Tough. Not as if registering a name doesn't give
you a few chances before clicking "pay". That it
was not part of any policy development process or
discussion also makes it weak (a few DNSO or GNSO
folk sitting around thinking "this would be nice,
let's tag it on some policy process" is not good.)
I'd suggest removing the AGP because it's bad
policy and bad policy process. But won't get very
upset either way.
OK to forward your reply to the At Large list?
At 5:18 AM -0500 1/8/08, Milton L Mueller wrote:
>Was Evan at the ALAC-NCUC meeting where we discussed this at some
>length?
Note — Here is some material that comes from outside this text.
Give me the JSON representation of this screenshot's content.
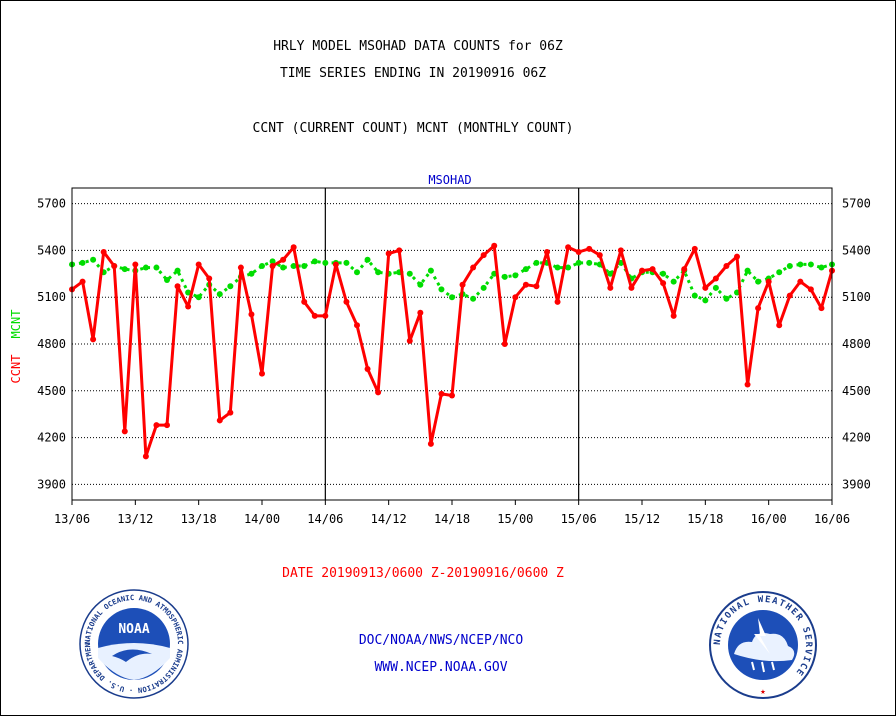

Has he read our complete comments? (Can't blame him if the
>answer is no, because there are so many rounds of comments at different
>times and in different places that it would be easy to miss. Robin, can
>you dig them up?)
>First, I would recommend informing him that someone who disagrees with
>his particular position is not necessarily unconcerned about the public
>interest. Indeed, one reason we were unwilling to jump on the anti-AGP
>bandwagon was precisely that we saw only a few special interests for it
>and not a big public interest rationale. On the whole, the issue affects
>noncommercial registrants and the general public hardly at all.
>Further, his grasp of the political and economic interests seems a bit
>shaky. In our experience, it has been the registries (aside from
>VeriSign) and in particular Afilias-associated registries who were
>screaming most loudly about AGP. Some registries have complained about
>the cost of handling all the traffic associated with short-term
>registrations. This is a valid argument, but it was quickly and
>adequately addressed by imposing fees (as PIR did). If the registries
>have stopped supporting elimination of AGP, it is probably because the
>imposition of "re-stocking fees" addresses the infrastructure burden
>problem more than adequately.
>He should not be surprised about the Business constituency position,
>because they are all about regulating the domain name market as strongly
>as possible to protect trademarks. Many businesses see domainers as
>contributing to typosquatting. So they are more than happy to eliminate
>business opportunities for small speculators, regardless of whether
>there are other ways to eliminate typosquatting (there are), just as
>they would be more than happy to eliminate all new TLDs in order to
>The "possible" benefit of ADP to registrants is the one that originally
>motivated creating it: providing a cost-free way to correct mistakes.
>Our take on this issue is that the attack on AGP is basically an attack
>on domainers; i.e., on making a business out of pay per click based on
>popular domain names. We don't view domaining per se as a problem. As
>I've said (and this may be not shared by some on the list) we are the
>non-commercial constituency not the "anti-commercial" constituency. If
>the problems of typosquatting are addressed by litigation (and they have
>been) and the problems of registry infrastructure burden are addressed
>by the fees, we just don't see the point of eliminating AGP altogether,
>what does it accomplish that serves the public interest?